“The New York City Election”


“The New York City Election” (undated, ca. 1900)
by John Tinney McCutcheon (1870-1949)
14 x 15 in., ink on drawing board
Coppola Collection

On the Purdue campus, where he was a student, McCutcheon (class of 1889) is memorialized in a coeducational dormitory, John T. McCutcheon Hall. The lobby displays an original of one of his drawings, a nearly life-size drawing of a young man.

After college, McCutcheon moved to Chicago, Illinois, where he worked at the Chicago Morning News (later: Chicago Record) and then at the Chicago Tribune from 1903 until his retirement in 1946. McCutcheon received the Pulitzer Prize for Cartoons in 1932.

I suspect this is an early piece from McCutcheon. First let’s look at the symbolism.

The term “Knickerbockers” traces its origin to the Dutch settlers who came to the New World – and especially to what is now New York – in the 1600s. Specifically, it refers to the style of pants the settlers wore…pants that rolled up just below the knee, which became known as “Knickerbockers”, or “knickers”. In 1809, legendary author Washington Irving solidified the knickerbocker name in New York lore when he wrote the satiric “A History of New York” from the Beginning of the World to the End of the Dutch Dynasty under the pseudonym Diedrich Knickerbocker. Later known as Knickerbocker’s History of New York, Irving’s book introduced the word “knickerbocker” to signify a New Yorker who could trace his or her ancestry to the original Dutch settlers.

With the publication of Irving’s book, the Dutch settler “Knickerbocker” character became synonymous with New York City. The city’s most popular symbol of the late 19th and early 20th centuries was “Father Knickerbocker”, complete with cotton wig, three-cornered hat, buckled shoes, and, of course, knickered pants.

Tammany Hall was the name given to the Democratic political machine that dominated New York City politics from the mayoral victory of Fernando Wood in 1854 through the election of Fiorello LaGuardia in 1934. Tammany was usually depicted as a Tiger, based upon Thomas Nast’s 1871 caricature of Tammany Hall as a tiger killing democracy in the coliseum of New York politics, and represented the reign of “Old Bosses” in the machinery, particularly referring to Boss Tweed (1856-1873).

From 1902 until his death in 1924, Charles Francis Murphy was Tammany’s boss.
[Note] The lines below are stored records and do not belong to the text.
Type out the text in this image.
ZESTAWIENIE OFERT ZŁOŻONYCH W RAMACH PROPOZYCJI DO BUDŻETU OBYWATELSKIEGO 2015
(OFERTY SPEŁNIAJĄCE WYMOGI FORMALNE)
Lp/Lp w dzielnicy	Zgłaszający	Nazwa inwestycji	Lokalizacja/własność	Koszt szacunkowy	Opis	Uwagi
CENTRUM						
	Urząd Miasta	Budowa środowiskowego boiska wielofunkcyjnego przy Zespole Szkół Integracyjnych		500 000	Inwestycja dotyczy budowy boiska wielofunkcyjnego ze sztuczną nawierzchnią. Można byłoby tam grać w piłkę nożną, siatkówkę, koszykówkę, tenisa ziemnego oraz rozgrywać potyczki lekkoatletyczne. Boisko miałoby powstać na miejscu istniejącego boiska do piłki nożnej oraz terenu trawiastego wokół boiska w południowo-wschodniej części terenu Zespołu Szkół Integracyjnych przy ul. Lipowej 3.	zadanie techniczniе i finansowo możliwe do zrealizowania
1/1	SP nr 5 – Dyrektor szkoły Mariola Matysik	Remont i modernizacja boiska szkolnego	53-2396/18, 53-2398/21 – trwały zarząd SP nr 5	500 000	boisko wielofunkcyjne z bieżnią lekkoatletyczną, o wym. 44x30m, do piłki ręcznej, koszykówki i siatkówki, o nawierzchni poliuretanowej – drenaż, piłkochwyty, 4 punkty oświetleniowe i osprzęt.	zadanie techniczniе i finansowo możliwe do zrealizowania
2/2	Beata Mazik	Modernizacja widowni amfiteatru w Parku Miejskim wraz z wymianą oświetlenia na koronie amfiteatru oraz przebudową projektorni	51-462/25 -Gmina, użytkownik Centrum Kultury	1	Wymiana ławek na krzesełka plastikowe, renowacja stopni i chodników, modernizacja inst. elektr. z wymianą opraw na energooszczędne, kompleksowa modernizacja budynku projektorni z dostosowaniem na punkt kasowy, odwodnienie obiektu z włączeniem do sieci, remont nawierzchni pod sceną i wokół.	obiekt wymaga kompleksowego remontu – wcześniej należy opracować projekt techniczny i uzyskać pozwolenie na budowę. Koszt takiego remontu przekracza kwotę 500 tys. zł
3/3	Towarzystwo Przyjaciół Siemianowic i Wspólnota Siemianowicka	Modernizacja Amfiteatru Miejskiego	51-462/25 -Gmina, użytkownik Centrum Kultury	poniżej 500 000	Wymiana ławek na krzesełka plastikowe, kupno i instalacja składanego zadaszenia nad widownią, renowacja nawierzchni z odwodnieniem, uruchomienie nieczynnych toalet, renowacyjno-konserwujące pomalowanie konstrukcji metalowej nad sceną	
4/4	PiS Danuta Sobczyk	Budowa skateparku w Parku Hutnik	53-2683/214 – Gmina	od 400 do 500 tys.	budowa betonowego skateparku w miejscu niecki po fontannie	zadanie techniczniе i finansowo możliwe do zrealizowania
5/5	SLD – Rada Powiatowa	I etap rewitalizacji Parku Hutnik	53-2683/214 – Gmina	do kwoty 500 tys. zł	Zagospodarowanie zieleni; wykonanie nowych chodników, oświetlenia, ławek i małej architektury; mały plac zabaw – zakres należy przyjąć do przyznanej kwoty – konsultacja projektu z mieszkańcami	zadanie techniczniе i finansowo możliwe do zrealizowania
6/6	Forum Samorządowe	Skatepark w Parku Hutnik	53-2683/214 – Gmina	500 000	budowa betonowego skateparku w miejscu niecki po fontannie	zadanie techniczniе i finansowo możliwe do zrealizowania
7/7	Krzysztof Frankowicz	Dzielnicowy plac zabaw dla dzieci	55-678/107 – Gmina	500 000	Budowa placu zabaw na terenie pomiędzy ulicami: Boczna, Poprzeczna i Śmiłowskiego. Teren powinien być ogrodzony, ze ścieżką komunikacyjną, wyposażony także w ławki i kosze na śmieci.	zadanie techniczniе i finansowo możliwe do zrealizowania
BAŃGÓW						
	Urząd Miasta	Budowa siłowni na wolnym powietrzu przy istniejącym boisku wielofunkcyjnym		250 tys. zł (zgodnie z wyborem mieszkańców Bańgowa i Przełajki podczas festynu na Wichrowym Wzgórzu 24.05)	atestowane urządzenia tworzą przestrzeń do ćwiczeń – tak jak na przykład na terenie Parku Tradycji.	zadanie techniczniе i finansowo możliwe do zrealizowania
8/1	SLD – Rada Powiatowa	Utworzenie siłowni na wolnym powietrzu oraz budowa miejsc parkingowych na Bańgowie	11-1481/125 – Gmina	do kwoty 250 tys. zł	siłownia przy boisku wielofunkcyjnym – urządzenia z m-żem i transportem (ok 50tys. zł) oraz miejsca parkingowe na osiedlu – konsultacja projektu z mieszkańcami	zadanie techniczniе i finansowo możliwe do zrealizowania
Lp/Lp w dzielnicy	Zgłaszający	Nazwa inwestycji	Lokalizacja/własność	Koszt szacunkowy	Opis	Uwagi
Murphy wanted to clean up Tammany’s image, and he sponsored progressive era reforms benefiting the working class. Murphy always advised that politicians should have nothing to do with gambling or prostitution, and should steer clear of involvement with the police department or the school system.

With Murphy cleaning up the Tammany image, and McCutcheon’s larger ink/brush works being more associated with his early career, I tag this as early in McCutcheon’s career.